Euro tractor market at decade high

Written by  Mark Daniel
European tractor registrations for 2021 reached their highest level in the last decade. European tractor registrations for 2021 reached their highest level in the last decade.

Despite ongoing problems caused by Covid, European tractor registrations for 2021 were up by around 17% over 2020 and reached their highest level in the last decade.

It’s reported that the market reached 230,000 “tractors” across Europe. However, the trade association CEMA reports the number of real tractors was just under 180,00 units – after removing quad bikes, side by side vehicles and telehandlers that are all recorded in the overall numbers in some countries.

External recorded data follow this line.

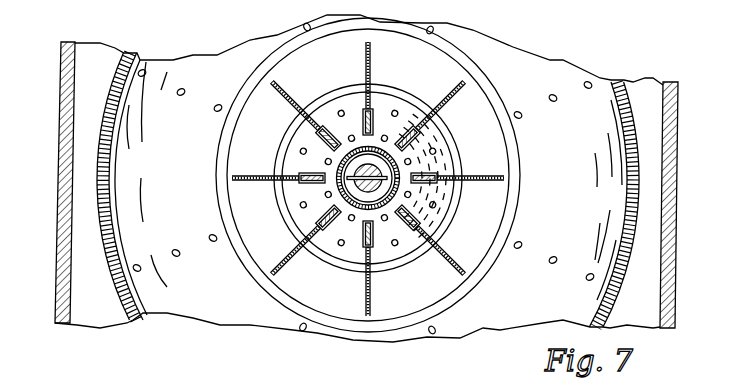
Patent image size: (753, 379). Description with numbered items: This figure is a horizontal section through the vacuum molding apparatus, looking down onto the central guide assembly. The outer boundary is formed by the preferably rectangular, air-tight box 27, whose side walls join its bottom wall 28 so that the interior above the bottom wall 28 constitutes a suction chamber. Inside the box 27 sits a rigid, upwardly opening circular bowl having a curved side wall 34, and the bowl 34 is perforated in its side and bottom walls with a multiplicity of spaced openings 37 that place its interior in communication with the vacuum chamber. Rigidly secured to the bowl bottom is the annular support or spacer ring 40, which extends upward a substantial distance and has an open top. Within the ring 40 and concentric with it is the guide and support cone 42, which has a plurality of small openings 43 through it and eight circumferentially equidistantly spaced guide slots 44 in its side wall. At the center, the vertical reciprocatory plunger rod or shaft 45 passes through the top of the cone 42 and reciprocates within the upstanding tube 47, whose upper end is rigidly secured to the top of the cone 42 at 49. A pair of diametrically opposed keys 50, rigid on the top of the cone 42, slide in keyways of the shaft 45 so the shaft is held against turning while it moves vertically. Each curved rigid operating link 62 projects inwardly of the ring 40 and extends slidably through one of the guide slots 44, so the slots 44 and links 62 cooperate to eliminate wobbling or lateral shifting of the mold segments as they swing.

The box 27 is at (60, 180).
The bottom wall 28 is at (640, 100).
The curved side wall 34 is at (94, 252).
The spaced openings 37 is at (215, 109).
The annular support or spacer ring 40 is at (526, 159).
The guide and support cone 42 is at (440, 152).
The small openings 43 is at (399, 112).
The guide slots 44 is at (318, 130).
The plunger rod or shaft 45 is at (360, 201).
The upstanding tube 47 is at (338, 170).
The securing point of tube to cone 49 is at (350, 190).
The keys 50 is at (348, 180).
The curved rigid operating link 62 is at (290, 90).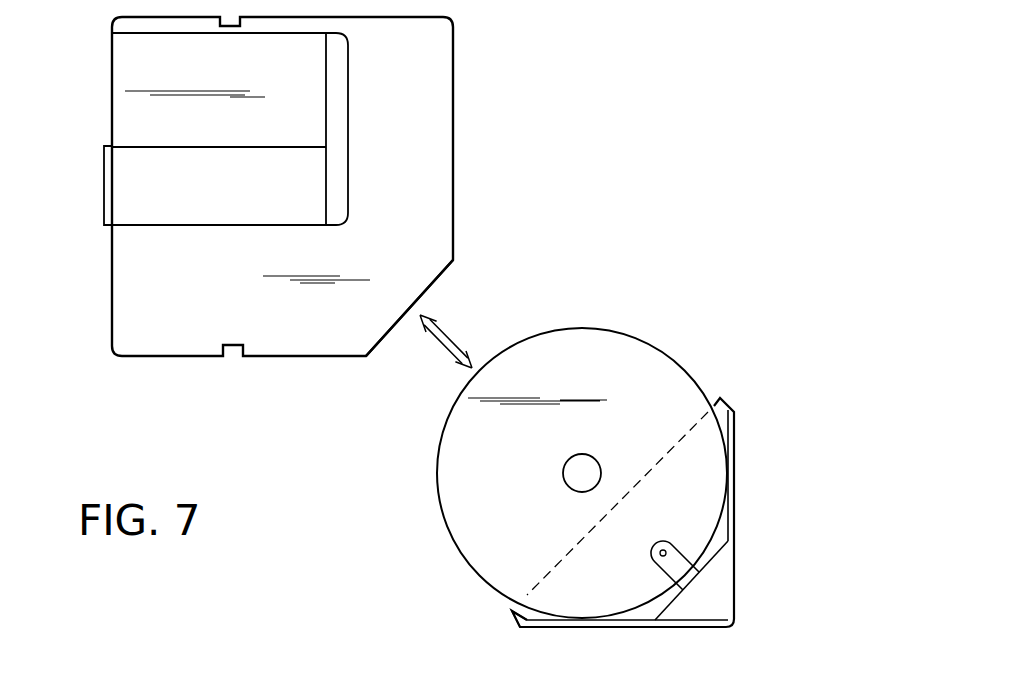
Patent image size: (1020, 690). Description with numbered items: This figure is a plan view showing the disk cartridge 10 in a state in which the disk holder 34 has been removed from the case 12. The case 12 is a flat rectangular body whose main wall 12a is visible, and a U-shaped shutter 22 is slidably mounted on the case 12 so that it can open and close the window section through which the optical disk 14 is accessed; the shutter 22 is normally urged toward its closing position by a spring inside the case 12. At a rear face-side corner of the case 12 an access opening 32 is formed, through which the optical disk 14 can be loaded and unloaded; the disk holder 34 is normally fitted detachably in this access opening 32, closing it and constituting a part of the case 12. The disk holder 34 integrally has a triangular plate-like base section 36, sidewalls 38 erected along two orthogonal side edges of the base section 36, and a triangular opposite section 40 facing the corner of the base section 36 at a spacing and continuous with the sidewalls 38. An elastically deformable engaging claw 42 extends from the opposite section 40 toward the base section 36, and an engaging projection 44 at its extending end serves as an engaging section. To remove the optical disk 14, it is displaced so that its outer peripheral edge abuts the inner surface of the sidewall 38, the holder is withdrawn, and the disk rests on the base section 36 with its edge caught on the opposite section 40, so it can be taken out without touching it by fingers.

The disk cartridge 10 is at (480, 98).
The case 12 is at (290, 358).
The main wall 12a is at (430, 55).
The shutter 22 is at (224, 200).
The access opening 32 is at (445, 273).
The optical disk 14 is at (587, 340).
The disk holder 34 is at (729, 392).
The base section 36 is at (525, 605).
The sidewall 38 is at (734, 498).
The opposite section 40 is at (718, 585).
The engaging claw 42 is at (687, 545).
The engaging projection 44 is at (651, 553).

While several factors caused production delays, levels of demand remain high – probably due to the high and rising agricultural commodity prices.

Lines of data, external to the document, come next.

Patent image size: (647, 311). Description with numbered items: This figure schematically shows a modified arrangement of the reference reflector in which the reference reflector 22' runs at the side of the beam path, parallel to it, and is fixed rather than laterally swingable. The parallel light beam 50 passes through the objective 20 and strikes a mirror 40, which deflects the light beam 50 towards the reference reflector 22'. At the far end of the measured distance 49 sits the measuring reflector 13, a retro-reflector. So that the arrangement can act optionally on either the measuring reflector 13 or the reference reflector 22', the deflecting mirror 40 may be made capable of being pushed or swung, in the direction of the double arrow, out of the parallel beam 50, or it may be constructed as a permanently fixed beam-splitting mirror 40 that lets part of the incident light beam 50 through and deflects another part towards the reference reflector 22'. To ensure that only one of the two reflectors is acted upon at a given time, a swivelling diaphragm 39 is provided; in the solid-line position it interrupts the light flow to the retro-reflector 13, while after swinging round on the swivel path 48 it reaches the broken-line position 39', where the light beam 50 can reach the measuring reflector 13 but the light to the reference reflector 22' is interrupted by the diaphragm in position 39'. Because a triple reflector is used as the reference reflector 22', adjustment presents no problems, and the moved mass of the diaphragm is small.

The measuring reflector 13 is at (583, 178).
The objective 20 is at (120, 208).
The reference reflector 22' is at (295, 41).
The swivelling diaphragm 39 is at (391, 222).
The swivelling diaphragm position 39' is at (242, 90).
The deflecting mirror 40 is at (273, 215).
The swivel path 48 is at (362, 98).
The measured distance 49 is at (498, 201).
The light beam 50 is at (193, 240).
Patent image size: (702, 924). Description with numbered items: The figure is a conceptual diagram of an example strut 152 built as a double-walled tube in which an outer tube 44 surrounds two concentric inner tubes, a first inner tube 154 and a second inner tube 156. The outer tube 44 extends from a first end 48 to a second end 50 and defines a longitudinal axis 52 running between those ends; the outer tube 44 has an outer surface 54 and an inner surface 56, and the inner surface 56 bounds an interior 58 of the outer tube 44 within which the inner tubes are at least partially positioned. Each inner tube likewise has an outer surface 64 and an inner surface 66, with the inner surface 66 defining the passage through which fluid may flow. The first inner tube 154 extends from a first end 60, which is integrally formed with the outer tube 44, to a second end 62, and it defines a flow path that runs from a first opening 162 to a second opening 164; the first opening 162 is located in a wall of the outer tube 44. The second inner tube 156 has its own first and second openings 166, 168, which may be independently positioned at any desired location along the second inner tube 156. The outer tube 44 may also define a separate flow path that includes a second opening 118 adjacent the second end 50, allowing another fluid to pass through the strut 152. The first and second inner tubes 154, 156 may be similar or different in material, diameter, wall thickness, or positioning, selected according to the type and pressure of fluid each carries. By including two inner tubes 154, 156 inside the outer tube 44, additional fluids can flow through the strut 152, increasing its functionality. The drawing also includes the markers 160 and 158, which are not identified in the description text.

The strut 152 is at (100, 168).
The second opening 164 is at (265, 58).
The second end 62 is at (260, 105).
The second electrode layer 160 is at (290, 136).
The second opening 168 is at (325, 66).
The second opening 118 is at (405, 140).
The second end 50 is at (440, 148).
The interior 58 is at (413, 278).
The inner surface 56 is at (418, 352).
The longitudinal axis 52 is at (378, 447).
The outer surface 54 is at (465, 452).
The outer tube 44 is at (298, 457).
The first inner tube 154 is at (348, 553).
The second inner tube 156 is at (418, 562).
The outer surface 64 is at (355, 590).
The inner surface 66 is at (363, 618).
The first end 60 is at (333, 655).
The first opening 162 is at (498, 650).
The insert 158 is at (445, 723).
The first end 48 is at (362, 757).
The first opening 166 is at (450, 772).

The United Nations Food and Agriculture Association reports     that 2021 food prices averaged around 28% higher than 2020, reaching their highest level since 2011.

Registrations varied from country to country. However, the key markets of France and Germany, which jointly account for four out of ten of all tractors registered in Europe, saw rises of 10% and 9% respectively.

In contrast, growth in Italy and Poland – the third and fifth largest markets – were especially strong at 36% and 42% respectively. Adjusted numbers saw France record a total of 36,053 tractors, Germany 34,472 and Italy around 24,000 units.

CEMA reports that while demand currently remains high, its members are expecting to see a shortage of product over the coming months; Particularly for tractors and harvesting, thereby putting pressure on expected delivery dates for harvest in July and new season cultivations in the European autumn.

CEMA also cities ongoing disruptions because of Covid-related staff shortages, transport and logistics – particularly the shortage of shipping containers.

From a manufacturer perspective, most companies are reporting that they expect production disruptions over the coming months. Mainly because of the ongoing Covid situation, but also increasingly due to a shortage of component supplies – such as wiring looms that are usually produced in the war-torn Ukraine.